Cimitero del monastero di Tibhirine in Algeria

Il ricordo di Papa Francesco dei monaci di Tibhirine

Papa Francesco ha ricordato la drammatica storia dei monaci di Tibhirine, nella prefazione di un libro, L’héritage (a cura di Christophe Henning, Paris, Bayard, 2016). “I sette monaci di Tibhirine – scrive il Santo Padre – sono stati assassinati dopo lunghi giorni di sequestro, vittime della lotta fratricida che dilaniava il Paese”. “Ma gli assassini – aggiunge il Papa – non hanno preso loro la vita: l’avevano donata in anticipo, proprio come gli altri dodici religiosi e religiose, tra i quali il nostro fratello vescovo Pierre Claverie, ucciso in Algeria durante quegli anni bui”. “Siamo invitati – si legge ancora nella prefazione – ad essere a nostra volta segni di semplicità e di misericordia, nell’esercizio quotidiano del dono di sé, sull’esempio di Cristo. Non ci sarà altro modo di combattere il male che tesse la sua tela nel nostro mondo. A Tibhirine si viveva il dialogo della vita con i musulmani; noi, cristiani, vogliamo andare incontro all’altro, chiunque egli sia, per allacciare quell’amicizia spirituale e quel dialogo fraterno che potranno vincere la violenza”. “Per conquistare il cuore dell’uomo, bisogna amare, confidava fratel Christophe, il più giovane della comunità. Ecco il messaggio – scrive il Papa – che possiamo serbare nel nostro cuore. È semplice e grande: sull’esempio di Gesù, fare della nostra vita un Ti amo”.

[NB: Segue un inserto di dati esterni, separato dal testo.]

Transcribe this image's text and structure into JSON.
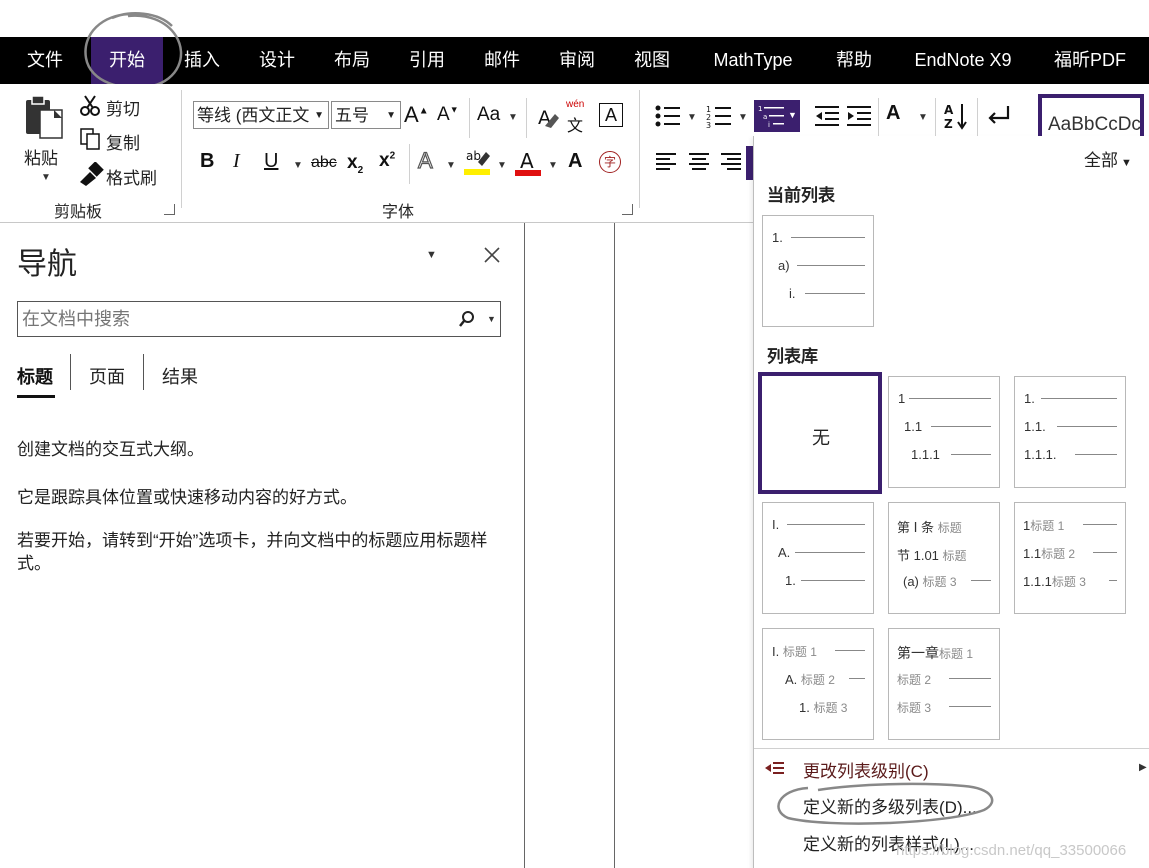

Il martirio di mons. Pierre Claverie

Settanta giorni dopo il brutale assassinio dei sette monaci della comunità di Tibhirine, viene ucciso, sempre in Algeria, mons. Pierre Claverie, vescovo di Orano. E’ vittima a 58 anni – insieme con il suo autista musulmano – di un attentato mentre rientrava in auto, alla sera, nella sua residenza. Due mesi prima di morire aveva detto in una omelia: “Dopo l’inizio del dramma algerino mi è stato chiesto più di una volta: ‘Ma cosa ci fate laggiù? Perché rimanete in quel Paese? Scuotete finalmente la polvere dai vostri calzari e tornatevene a casa’. Ma dov’è davvero la nostra casa? Noi siamo in Algeria per amore di questo Messia crocifisso solo e unicamente per amore suo, non abbiamo alcun interesse da salvare, alcuna influenza da difendere; non siamo stati spinti da alcuna perversione masochista, non abbiamo alcun potere, ma siamo laggiù come al capezzale di un amico, di un fratello, ammalato, in silenzio, stringendogli la mano solo per amore di Gesù, poiché è lui che sta soffrendo a motivo di questa violenza che non risparmia nessuno, crocifisso nuovamente nella carne di migliaia di innocenti. Come Maria, la madre e l’apostolo Giovanni, anche noi ci troviamo ai piedi della Croce su cui Gesù muore abbandonato dai suoi e schernito dalla folla. Non è forse il dovere di ogni cristiano essere presente nei luoghi dove qualcuno viene respinto e abbandonato?”.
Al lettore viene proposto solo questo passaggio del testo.